Finding a franchisor who shares your values
Article by David Spackman
Franchising’s contribution to the UK economy grew by 20% between 2008 and 2013 according to figures from the British Franchise Association (bfa), which suggests that the sector’s year-on-year expansion has not faltered throughout the economic downturn.
Predictions of successful growth continue and as more and more franchising opportunities become available, recruitment is said to be the single biggest ongoing challenge for franchisors, with figures from the BFA saying that it takes 250 leads and 25 interviews to sign up one new franchisee.
For a potential franchisee, that may sound like the sector is a potential lion’s den, with franchisors eager to outdo each other in selling their brand. But in my experience, it’s as likely to be the franchisor ending the discussion, as they work to protect their brand by filtering out unsuitable applicants.
Certainly, I like to sleep at night, so however keen a potential franchisee may be, if they exhibit major gaps in their expertise, and I am dubious as to whether they’ll make a success of it, then I am quite prepared to say ‘no’.
So what should you look out for in a good franchisor, and how can you protect your interests as you conduct your search?
#1 First, look for a credible franchise.
The British Franchise Association (bfa) is a good place to start, as any franchisee that’s listed will have had to open themselves up for assessment to get the bfa kite mark.
#2 Look as widely as you can.
Search for customer reviews about the brand, see if the internet throws up any history that puts a different complexion on the company and, if you can, speak to the competition and see what they say.
#3 Visit the franchise.
Once you’ve assessed the candidates and drawn up your shortlist, then it’s essential to eyeball those franchises.
Do not consider going with someone you haven’t actually visited.
In these days of virtual services, a telephone line and office address is no guarantee of substance.
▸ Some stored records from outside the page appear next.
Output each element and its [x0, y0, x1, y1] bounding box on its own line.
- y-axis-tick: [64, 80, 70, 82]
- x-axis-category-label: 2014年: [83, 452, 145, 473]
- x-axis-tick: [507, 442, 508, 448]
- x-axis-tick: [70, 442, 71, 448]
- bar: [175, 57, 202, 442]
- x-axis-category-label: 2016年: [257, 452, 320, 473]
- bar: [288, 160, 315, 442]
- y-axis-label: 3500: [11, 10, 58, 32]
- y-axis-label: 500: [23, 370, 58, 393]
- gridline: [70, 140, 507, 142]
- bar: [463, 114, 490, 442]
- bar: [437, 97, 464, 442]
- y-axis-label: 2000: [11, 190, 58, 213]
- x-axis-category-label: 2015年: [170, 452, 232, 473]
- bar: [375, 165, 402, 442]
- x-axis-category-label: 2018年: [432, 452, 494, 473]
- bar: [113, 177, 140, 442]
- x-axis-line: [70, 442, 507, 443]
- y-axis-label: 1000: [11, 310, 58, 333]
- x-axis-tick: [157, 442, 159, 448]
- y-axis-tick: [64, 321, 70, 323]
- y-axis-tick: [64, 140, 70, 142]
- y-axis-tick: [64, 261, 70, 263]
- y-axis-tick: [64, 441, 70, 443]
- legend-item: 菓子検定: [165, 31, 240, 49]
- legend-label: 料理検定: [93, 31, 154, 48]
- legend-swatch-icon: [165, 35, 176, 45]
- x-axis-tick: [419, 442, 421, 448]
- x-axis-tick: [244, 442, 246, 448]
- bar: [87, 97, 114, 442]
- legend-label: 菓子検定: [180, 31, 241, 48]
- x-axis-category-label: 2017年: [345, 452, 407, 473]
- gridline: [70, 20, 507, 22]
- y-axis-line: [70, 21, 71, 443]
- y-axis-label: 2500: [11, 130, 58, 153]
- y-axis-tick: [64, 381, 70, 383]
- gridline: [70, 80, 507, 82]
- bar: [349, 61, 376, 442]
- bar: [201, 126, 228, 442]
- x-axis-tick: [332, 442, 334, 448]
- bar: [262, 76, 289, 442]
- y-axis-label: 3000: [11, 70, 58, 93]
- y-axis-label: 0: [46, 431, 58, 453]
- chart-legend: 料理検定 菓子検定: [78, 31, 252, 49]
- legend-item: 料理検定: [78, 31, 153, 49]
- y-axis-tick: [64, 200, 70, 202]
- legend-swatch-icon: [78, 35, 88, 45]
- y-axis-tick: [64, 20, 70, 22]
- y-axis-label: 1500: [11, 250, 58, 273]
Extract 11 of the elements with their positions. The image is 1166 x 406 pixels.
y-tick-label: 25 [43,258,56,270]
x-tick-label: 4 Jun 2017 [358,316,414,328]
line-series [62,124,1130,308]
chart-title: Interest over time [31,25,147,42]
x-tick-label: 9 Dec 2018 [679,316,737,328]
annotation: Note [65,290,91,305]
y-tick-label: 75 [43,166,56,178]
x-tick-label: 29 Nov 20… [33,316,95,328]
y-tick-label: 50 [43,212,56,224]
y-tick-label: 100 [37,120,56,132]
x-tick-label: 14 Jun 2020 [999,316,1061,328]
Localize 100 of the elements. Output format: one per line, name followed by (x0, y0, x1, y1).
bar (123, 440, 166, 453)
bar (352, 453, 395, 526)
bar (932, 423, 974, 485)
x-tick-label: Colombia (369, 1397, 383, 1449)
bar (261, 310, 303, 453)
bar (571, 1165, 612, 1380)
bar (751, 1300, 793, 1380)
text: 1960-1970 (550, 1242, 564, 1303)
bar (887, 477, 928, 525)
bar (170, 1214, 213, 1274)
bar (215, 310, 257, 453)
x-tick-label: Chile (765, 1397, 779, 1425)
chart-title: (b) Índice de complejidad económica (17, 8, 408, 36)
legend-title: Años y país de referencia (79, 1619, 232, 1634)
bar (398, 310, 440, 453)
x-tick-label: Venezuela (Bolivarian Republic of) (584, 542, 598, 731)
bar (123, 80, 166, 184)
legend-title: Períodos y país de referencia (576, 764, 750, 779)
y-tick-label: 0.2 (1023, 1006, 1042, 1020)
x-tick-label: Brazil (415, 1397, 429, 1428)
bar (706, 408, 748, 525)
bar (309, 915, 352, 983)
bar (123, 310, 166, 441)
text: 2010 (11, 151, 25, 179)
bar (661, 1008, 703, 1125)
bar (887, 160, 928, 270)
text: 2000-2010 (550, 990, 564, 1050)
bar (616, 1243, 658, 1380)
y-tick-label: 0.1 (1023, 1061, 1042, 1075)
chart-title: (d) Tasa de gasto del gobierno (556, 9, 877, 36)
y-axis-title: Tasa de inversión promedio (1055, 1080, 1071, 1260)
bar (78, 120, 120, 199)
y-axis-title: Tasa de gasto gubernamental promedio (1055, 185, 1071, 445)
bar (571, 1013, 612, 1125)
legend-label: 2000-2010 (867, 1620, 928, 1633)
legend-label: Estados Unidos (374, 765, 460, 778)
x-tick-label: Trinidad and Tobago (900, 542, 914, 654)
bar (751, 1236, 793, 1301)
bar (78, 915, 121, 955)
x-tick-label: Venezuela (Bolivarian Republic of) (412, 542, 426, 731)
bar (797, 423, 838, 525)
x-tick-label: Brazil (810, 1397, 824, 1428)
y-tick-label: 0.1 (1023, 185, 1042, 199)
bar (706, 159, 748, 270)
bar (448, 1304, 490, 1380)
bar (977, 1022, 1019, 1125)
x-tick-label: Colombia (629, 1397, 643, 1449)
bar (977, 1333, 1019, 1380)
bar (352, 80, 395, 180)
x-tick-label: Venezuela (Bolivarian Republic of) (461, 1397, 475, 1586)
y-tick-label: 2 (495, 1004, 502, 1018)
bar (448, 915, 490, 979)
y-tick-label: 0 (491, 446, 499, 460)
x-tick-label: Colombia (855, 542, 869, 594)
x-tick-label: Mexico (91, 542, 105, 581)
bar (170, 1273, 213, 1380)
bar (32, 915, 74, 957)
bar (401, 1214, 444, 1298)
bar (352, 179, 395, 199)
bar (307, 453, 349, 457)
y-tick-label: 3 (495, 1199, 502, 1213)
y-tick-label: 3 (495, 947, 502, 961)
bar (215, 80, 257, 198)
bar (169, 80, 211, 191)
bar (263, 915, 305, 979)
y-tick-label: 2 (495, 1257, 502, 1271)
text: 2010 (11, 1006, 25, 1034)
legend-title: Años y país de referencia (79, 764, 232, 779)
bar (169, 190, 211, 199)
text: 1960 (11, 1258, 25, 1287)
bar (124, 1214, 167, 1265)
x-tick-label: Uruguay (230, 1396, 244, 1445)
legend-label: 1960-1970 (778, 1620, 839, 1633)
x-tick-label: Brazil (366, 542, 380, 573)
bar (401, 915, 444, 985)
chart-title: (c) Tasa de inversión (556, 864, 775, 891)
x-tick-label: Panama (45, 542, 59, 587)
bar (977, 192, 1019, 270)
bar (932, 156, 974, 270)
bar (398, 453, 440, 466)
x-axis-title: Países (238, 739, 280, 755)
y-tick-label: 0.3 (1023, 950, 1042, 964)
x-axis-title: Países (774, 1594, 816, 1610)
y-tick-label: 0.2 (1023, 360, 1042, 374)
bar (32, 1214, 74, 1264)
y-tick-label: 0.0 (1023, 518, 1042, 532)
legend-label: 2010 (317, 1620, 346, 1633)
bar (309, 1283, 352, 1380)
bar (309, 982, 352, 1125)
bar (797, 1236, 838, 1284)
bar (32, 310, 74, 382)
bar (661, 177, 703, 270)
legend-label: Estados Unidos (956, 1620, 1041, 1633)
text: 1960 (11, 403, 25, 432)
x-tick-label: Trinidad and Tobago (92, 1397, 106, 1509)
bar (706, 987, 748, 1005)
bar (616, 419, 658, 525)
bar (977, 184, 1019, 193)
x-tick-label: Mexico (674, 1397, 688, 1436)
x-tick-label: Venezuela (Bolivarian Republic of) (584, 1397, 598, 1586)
You need to see the bricks and mortar of your franchisor and sit across the table from the people you will be dealing with.
#4 Consider a territory which suits you.
Don’t be tempted to be selective simply on the grounds of it suiting your geography, either in terms of the territory available, or for making initial assessment visits.
When it comes to choosing a territory, make sure you’re not being foisted off with a territory that suits the franchisor, but doesn’t suit you. Does it support your family and lifestyle choices, and, most importantly, does it have the potential you’re looking for.
You should always thoroughly research the territory, including a comprehensive assessment of your competitors, using mystery shopping where possible. But you should expect your franchisor to be helping you with this, as they have been involved in the same process many times before. It should be just as important to them as to how strong the territory is, as your success also feeds their future growth.
#5 Talk to franchise owners.
It’s vital to get out and talk to existing franchisees on the ground.
Ask them questions, see how they operate, and see how they reflect the brand values as you perceive them. Joining a franchise means you are joining a family that’s made up of all those other franchisees, as well as your franchisor.
Be very nervous of a franchisor who does not offer to set up meetings for you with existing franchisees, or tries to engineer such meetings. There will always be good and bad feedback, but you should be encouraged to speak with them and find out all their experiences, warts and all.
#6 Look at the franchise's finances.
Then get out that toothcomb to go through the budget figures and cash flow forecasts that the franchisor has given you.
Challenge the basis of their assumptions and ask difficult questions.
If they say “you can expect to sell X units per month”, ask if you can expect to make that from the outset, or is it more likely to be two years down the line, and how many of their existing franchisees sell that many.
Knowing what the ‘average’ is can be deceptive, not because the figure is anything other than entirely accurate, but because it’s made up of lots of highs and lots of lows.
My decision on whether to take on a new franchisee will also be affected by their financial position and how much they need to raise. If they are intending to re-mortgage their home to raise the franchisee fee and working capital for the first year, then I want to be sure they have the ability to generate the return they need.
#7 Consider the financial advice you receive.
See how the franchisor advises you on the funding of your franchise.
If you need finance, do they refer you to their contacts in the specialist franchise division of the bank, or do they leave you to struggle at local branch level.
If you have the ready cash, or can raise it personally, do they offer advice on weighing this up against other options, such as business loans where costs can be offset against business profits?
In the same vein, be wary of a franchisor who does not help you work out how much it will really cost you to set up and get the business running, as different territories and different funding requirements can have a major impact on start-up costs.
#8 Understand the kind of support you will receive
And finally, ask how the franchisor will be supporting you in future and how you can share knowledge and benefit from the experience of other franchisees.
Is there an annual conference or regular get-togethers, is there an online forum? What marketing support will be available and what financial expertise is there for you? Answers to questions like this will show how much they’re investing in helping you succeed into the future.